With regards to RT2, we started the following research lines (RL): RL7) the development of a nonparametric Bayes methodology and a nonparametric empirical Bayes methodology for disclosure risk assessment, which is a the basis of some modern privacy preserving mechanisms; RL8) the study, and the development, of species sampling problems within the framework of global differential privacy and the framework of local differential privacy, with respect to suitable perturbation mechanisms, e.g. noise additions, generalized randomized response and bit flipping; RL9) the development of a comprehensive theory for goodness-of-fit tests, with emphasis on the study of the power of the test, under both the framework of global differential privacy and local differential privacy.

In addition to RT1 and RT2, we started a new research theme (RT3) under which we aim at investigating the use of deep neural networks, nowadays very popular in the scientific community, in the context of species sampling problems. Preliminary results have been produced in the context of the large width and large depth asymptotic behaviour of feedforward and convolutional deep Bayesian neural networks, also in terms of contraction rates, under both Gaussian random weights and Stable random weights for the neural network. Other preliminary results concern with the training of feedforward neural networks through the popular gradient descent, leading to an interesting generalizations of the popular notion of the neural tangent kernel, and setting a link with kernel regression.
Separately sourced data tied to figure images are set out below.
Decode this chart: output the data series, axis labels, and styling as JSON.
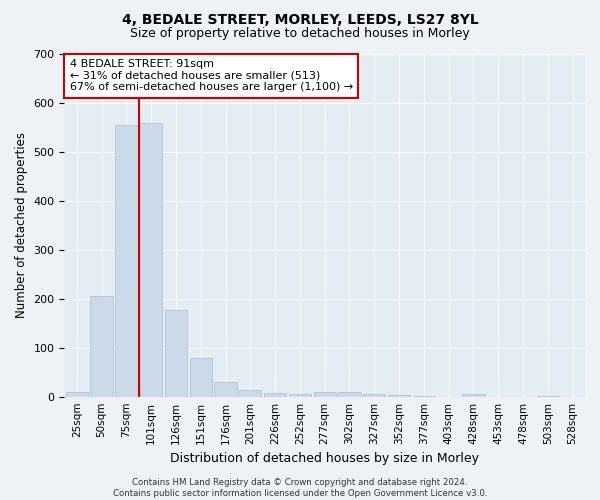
{
  "title1": "4, BEDALE STREET, MORLEY, LEEDS, LS27 8YL",
  "title2": "Size of property relative to detached houses in Morley",
  "xlabel": "Distribution of detached houses by size in Morley",
  "ylabel": "Number of detached properties",
  "bar_labels": [
    "25sqm",
    "50sqm",
    "75sqm",
    "101sqm",
    "126sqm",
    "151sqm",
    "176sqm",
    "201sqm",
    "226sqm",
    "252sqm",
    "277sqm",
    "302sqm",
    "327sqm",
    "352sqm",
    "377sqm",
    "403sqm",
    "428sqm",
    "453sqm",
    "478sqm",
    "503sqm",
    "528sqm"
  ],
  "bar_values": [
    10,
    205,
    555,
    560,
    178,
    80,
    30,
    13,
    8,
    5,
    10,
    10,
    5,
    3,
    1,
    0,
    5,
    0,
    0,
    1,
    0
  ],
  "bar_color": "#ccd9e8",
  "bar_edge_color": "#aabdd4",
  "vline_color": "#cc0000",
  "annotation_line1": "4 BEDALE STREET: 91sqm",
  "annotation_line2": "← 31% of detached houses are smaller (513)",
  "annotation_line3": "67% of semi-detached houses are larger (1,100) →",
  "annotation_box_color": "#ffffff",
  "annotation_box_edge": "#cc0000",
  "ylim": [
    0,
    700
  ],
  "yticks": [
    0,
    100,
    200,
    300,
    400,
    500,
    600,
    700
  ],
  "footer1": "Contains HM Land Registry data © Crown copyright and database right 2024.",
  "footer2": "Contains public sector information licensed under the Open Government Licence v3.0.",
  "bg_color": "#eef2f7",
  "plot_bg_color": "#e4ecf4"
}
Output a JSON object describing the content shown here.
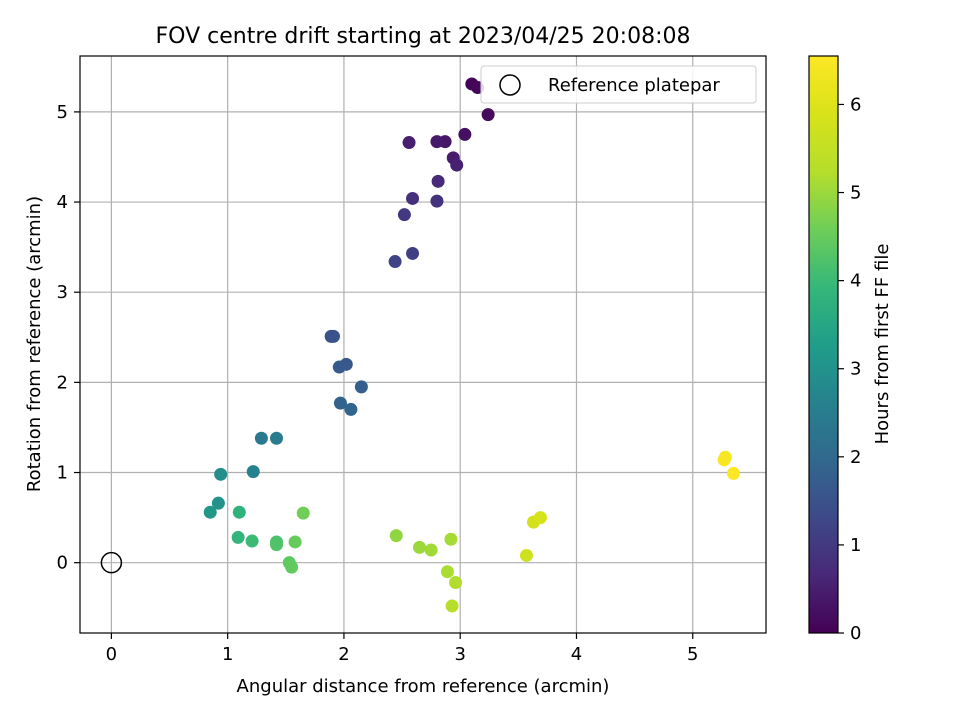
{
  "chart_data": {
    "type": "scatter",
    "title": "FOV centre drift starting at 2023/04/25 20:08:08",
    "xlabel": "Angular distance from reference (arcmin)",
    "ylabel": "Rotation from reference (arcmin)",
    "xlim": [
      -0.27,
      5.63
    ],
    "ylim": [
      -0.78,
      5.62
    ],
    "xticks": [
      "0",
      "1",
      "2",
      "3",
      "4",
      "5"
    ],
    "yticks": [
      "0",
      "1",
      "2",
      "3",
      "4",
      "5"
    ],
    "grid": true,
    "legend": {
      "placement": "top-right",
      "entries": [
        "Reference platepar"
      ]
    },
    "reference": {
      "x": 0.0,
      "y": 0.0
    },
    "colorbar": {
      "label": "Hours from first FF file",
      "range": [
        0,
        6.55
      ],
      "ticks": [
        "0",
        "1",
        "2",
        "3",
        "4",
        "5",
        "6"
      ],
      "colormap": "viridis"
    },
    "points": [
      {
        "x": 3.1,
        "y": 5.31,
        "c": 0.05
      },
      {
        "x": 3.15,
        "y": 5.27,
        "c": 0.1
      },
      {
        "x": 3.24,
        "y": 4.97,
        "c": 0.15
      },
      {
        "x": 3.04,
        "y": 4.75,
        "c": 0.25
      },
      {
        "x": 2.87,
        "y": 4.67,
        "c": 0.35
      },
      {
        "x": 2.8,
        "y": 4.67,
        "c": 0.4
      },
      {
        "x": 2.56,
        "y": 4.66,
        "c": 0.5
      },
      {
        "x": 2.94,
        "y": 4.49,
        "c": 0.45
      },
      {
        "x": 2.97,
        "y": 4.41,
        "c": 0.55
      },
      {
        "x": 2.81,
        "y": 4.23,
        "c": 0.7
      },
      {
        "x": 2.59,
        "y": 4.04,
        "c": 0.8
      },
      {
        "x": 2.8,
        "y": 4.01,
        "c": 0.85
      },
      {
        "x": 2.52,
        "y": 3.86,
        "c": 1.0
      },
      {
        "x": 2.59,
        "y": 3.43,
        "c": 1.1
      },
      {
        "x": 2.44,
        "y": 3.34,
        "c": 1.2
      },
      {
        "x": 1.89,
        "y": 2.51,
        "c": 1.5
      },
      {
        "x": 1.91,
        "y": 2.51,
        "c": 1.52
      },
      {
        "x": 2.02,
        "y": 2.2,
        "c": 1.6
      },
      {
        "x": 1.96,
        "y": 2.17,
        "c": 1.65
      },
      {
        "x": 2.15,
        "y": 1.95,
        "c": 1.75
      },
      {
        "x": 1.97,
        "y": 1.77,
        "c": 1.85
      },
      {
        "x": 2.06,
        "y": 1.7,
        "c": 1.9
      },
      {
        "x": 1.29,
        "y": 1.38,
        "c": 2.4
      },
      {
        "x": 1.42,
        "y": 1.38,
        "c": 2.45
      },
      {
        "x": 1.22,
        "y": 1.01,
        "c": 2.6
      },
      {
        "x": 0.94,
        "y": 0.98,
        "c": 2.9
      },
      {
        "x": 0.92,
        "y": 0.66,
        "c": 3.0
      },
      {
        "x": 0.85,
        "y": 0.56,
        "c": 3.1
      },
      {
        "x": 1.1,
        "y": 0.56,
        "c": 3.8
      },
      {
        "x": 1.09,
        "y": 0.28,
        "c": 3.85
      },
      {
        "x": 1.21,
        "y": 0.24,
        "c": 4.0
      },
      {
        "x": 1.42,
        "y": 0.23,
        "c": 4.2
      },
      {
        "x": 1.42,
        "y": 0.2,
        "c": 4.25
      },
      {
        "x": 1.58,
        "y": 0.23,
        "c": 4.5
      },
      {
        "x": 1.65,
        "y": 0.55,
        "c": 4.6
      },
      {
        "x": 1.53,
        "y": 0.0,
        "c": 4.4
      },
      {
        "x": 1.55,
        "y": -0.05,
        "c": 4.45
      },
      {
        "x": 2.45,
        "y": 0.3,
        "c": 4.9
      },
      {
        "x": 2.65,
        "y": 0.17,
        "c": 5.0
      },
      {
        "x": 2.75,
        "y": 0.14,
        "c": 5.05
      },
      {
        "x": 2.92,
        "y": 0.26,
        "c": 5.1
      },
      {
        "x": 2.89,
        "y": -0.1,
        "c": 5.15
      },
      {
        "x": 2.96,
        "y": -0.22,
        "c": 5.2
      },
      {
        "x": 2.93,
        "y": -0.48,
        "c": 5.25
      },
      {
        "x": 3.57,
        "y": 0.08,
        "c": 5.7
      },
      {
        "x": 3.63,
        "y": 0.45,
        "c": 5.8
      },
      {
        "x": 3.69,
        "y": 0.5,
        "c": 5.85
      },
      {
        "x": 5.27,
        "y": 1.14,
        "c": 6.5
      },
      {
        "x": 5.28,
        "y": 1.17,
        "c": 6.45
      },
      {
        "x": 5.35,
        "y": 0.99,
        "c": 6.55
      }
    ]
  }
}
The work in the period March 2019 - February 2022, within research themes RT1, RT2 and RT3, produced numerous results that represent remarkable progresses beyond the state of the art, and also paved the way for thinking to new research directions in the context of species sampling problems and generalizations thereof. This makes the project in continuous evolution with respect to its starting point. In the next months, we will keep on working on the research projects started in the period March 2019 - February 2022. Among these research lines, RL2, RL3 and RL5 led to novel promising ideas that deserve particular attention and further investigation. With regards to RL2, we aim at revisiting the classical approach to frequentist validation of Bayesian procedures, in both the parametric and nonparametric setting, within the mathematical framework of optimal transport; we expect that such a research project will produce interesting results in statistics, and also interesting connection with the fields of probability and analysis. With regards to RL3, our results suggest the need on introducing novel classes of nonparametric prior distributions for feature/trait allocation models, which may produce more robust inferences than competitive priors currently known in the literature. With regards to RL6, it sets forth a novel methodology that arose interesting connections with the following areas: i) sketching algorithms for streaming data; ii) compressed sensing; iii) sparse recovery via sparse matrices; iv) multi-armed bandits for "better machine learning". In particular, we expect to introduce a novel methodology to deal with general species sampling problem under sketched data; promising preliminary results have been obtained in the context of the estimation of coverage probabilities.